Could the Human Brain Hold the Key to Energy-Efficient AI?
Artificial intelligence is fueling breakthroughs in medicine, research, and education. It is also consuming staggering amounts of electricity.
As companies race to build ever-larger AI models, data centers are drawing unprecedented levels of power, straining electrical grids and raising concerns about environmental impacts and consumer energy costs.
“Every AI model trained or inferred at scale pushes the grid closer to its breaking point,” warned Jason Williamson, assistant professor of data science at the University of Virginia, in a May 6 presentation at the DSC Next conference in Amsterdam. “This is not a theoretical risk. It is an active infrastructure emergency.”
Some researchers believe the solution may lie in an unlikely place: the human brain.
Neuromorphic AI is a computing approach that mimics the way the human brain works. This technology could significantly decrease AI’s energy footprint and alleviate some of the infrastructure challenges, according to Williamson, who is the CEO of the AI product lab Mythworx outside of his University role.
The Price of Progress
In Europe, Williamson said the strain that AI is putting on the infrastructure is creating a particularly impossible equation. He pointed to four main constraints: limited available land, existing grid challenges, mandatory sustainability reporting, and drought-stressed regions unable to provide water for data center cooling.

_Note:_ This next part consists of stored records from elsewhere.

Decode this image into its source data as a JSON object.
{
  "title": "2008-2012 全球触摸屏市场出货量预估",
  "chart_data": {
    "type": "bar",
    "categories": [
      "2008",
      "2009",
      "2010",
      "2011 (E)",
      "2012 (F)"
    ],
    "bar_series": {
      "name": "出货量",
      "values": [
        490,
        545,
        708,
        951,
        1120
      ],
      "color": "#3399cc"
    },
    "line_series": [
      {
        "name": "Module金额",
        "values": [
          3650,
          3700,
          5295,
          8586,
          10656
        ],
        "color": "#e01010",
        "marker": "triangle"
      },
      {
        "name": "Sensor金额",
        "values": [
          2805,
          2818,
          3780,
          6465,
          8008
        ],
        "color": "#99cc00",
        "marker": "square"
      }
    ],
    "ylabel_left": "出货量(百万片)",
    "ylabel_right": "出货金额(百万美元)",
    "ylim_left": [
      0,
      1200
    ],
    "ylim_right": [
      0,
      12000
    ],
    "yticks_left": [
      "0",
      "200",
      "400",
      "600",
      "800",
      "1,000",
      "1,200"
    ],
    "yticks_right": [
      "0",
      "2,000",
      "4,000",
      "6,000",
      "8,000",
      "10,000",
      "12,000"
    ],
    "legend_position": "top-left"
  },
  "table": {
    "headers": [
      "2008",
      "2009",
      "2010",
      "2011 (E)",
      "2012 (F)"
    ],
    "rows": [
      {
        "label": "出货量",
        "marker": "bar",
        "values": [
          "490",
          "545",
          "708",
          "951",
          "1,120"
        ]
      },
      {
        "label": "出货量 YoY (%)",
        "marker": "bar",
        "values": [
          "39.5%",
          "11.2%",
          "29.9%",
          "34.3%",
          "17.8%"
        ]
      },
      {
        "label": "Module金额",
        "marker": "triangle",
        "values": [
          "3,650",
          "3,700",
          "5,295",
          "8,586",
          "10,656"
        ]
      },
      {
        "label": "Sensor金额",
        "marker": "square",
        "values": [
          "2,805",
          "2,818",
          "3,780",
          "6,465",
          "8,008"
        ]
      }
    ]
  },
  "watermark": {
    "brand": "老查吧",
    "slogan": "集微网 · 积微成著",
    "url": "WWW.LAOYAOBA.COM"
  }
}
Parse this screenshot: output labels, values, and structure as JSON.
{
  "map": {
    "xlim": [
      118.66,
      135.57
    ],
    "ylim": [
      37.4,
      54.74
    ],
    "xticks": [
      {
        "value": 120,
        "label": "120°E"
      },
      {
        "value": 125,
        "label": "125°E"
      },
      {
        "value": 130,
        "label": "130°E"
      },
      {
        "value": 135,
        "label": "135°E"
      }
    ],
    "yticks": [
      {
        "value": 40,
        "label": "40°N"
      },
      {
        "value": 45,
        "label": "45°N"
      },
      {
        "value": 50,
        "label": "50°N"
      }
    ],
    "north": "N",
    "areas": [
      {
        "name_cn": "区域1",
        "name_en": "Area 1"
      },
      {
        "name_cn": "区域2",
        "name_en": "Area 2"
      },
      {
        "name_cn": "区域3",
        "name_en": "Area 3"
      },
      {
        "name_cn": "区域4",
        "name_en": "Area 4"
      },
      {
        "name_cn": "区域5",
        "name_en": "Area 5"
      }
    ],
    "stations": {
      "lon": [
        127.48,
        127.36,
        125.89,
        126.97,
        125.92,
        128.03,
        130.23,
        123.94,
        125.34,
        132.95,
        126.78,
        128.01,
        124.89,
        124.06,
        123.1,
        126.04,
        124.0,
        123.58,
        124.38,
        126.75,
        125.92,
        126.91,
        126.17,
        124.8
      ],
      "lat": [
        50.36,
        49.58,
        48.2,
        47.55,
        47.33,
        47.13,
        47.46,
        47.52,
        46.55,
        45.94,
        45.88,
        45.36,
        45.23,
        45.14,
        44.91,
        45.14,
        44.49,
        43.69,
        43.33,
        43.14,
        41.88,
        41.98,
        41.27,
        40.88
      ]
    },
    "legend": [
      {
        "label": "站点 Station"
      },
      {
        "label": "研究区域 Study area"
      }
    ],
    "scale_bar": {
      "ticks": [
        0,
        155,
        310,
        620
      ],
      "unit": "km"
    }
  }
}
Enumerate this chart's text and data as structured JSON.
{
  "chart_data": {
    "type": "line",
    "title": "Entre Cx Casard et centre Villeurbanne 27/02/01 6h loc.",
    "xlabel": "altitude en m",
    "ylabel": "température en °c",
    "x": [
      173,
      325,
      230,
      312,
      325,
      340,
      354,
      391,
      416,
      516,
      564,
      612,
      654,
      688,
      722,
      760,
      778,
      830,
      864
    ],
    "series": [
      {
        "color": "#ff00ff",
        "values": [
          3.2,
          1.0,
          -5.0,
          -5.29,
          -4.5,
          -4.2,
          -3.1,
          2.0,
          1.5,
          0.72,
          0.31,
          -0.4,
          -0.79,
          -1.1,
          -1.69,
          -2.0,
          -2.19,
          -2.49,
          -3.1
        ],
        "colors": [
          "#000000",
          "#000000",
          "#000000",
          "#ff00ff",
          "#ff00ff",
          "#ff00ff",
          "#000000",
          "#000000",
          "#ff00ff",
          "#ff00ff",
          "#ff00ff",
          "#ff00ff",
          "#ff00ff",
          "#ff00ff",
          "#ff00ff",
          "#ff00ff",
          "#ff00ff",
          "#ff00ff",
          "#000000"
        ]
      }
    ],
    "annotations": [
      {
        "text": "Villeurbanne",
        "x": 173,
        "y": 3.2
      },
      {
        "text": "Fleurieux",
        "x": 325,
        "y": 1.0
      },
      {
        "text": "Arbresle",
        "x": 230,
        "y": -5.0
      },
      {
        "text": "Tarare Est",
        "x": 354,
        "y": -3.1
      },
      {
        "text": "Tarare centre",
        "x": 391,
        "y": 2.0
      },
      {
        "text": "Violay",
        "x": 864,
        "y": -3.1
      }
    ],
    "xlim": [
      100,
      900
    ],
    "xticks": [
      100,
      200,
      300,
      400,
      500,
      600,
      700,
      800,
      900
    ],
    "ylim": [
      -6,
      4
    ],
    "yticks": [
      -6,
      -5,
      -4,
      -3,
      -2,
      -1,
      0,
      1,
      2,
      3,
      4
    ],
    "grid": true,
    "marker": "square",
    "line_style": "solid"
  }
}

While the U.S. has more available resources for data center construction and expansion, much of the new infrastructure costs are being passed down to consumers. In 2025 alone, the price of residential electricity jumped over 7%, and in some states, as much as 20%, according to a Consumer Reports article. Inflation, fuel costs, grid upgrades, and other factors are contributing to these cost increases as well, with the AI boom adding pressure to infrastructure that is already strained in many areas.
“The energy and environmental costs are rapidly growing for AI, but neuromorphic approaches provide a way to significantly improve matters in the future,” said UVA data science professor David Danks.
Researchers at UVA are already exploring how to get there. In 2023, the University joined the BrainChip University AI Accelerator Program, giving students and researchers in the Charles L. Brown Department of Electrical and Computer Engineering (ECE) access to neuromorphic computing technology and tools.
The Edge of Discovery
Faiyaz Elahi Mullick, an ECE doctoral candidate, is experimenting with edge computing systems, which conserve massive amounts of energy by processing data on small devices like smartphones instead of sending data to large cloud servers, which are typically housed in data centers.
His research centers around computing systems that mimic the mammalian brain’s ability to remember.
As it stands, many AI systems struggle with a problem known as catastrophic forgetting. Sometimes, when you train an AI system to recognize dogs, for example, and then teach it to recognize a plant, it will overwrite its memory and forget what it learned about dogs. Humans and other mammals, on the other hand, can learn new things throughout their lives without automatically erasing old memories.
Researchers are exploring whether a biological mechanism known as adaptive synaptogenesis, which helps the brain form new connections while conserving energy, could help AI systems do the same.
“The brain is enormously efficient,” said ECE professor Avik Ghosh. “Faiyaz is building a mathematical model and already seeing some gains over conventional AI using adaptive synaptogenesis and trying to see how far this can be pushed.”
Until recently, the ability to learn new information without overwriting old knowledge was largely limited to biological organisms. New research in this field could change that, steering AI in a new direction.
The Hurdles Ahead
However exciting the field may be, many researchers agree that neuromorphic models are not likely to completely replace LLMs anytime soon. Mullick says that some of the tasks that LLMs perform are not inherently easy for neuromorphic systems.
He said that software is not the only challenge. “Contemporary AI hardware is another massive limitation. There is not only a need for a new software paradigm, but also hardware paradigms.”
While neuromorphic systems may not replace today's LLMs anytime soon, researchers believe they point toward a future where AI becomes less dependent on sprawling data centers and more efficient, like the biological systems that inspired them.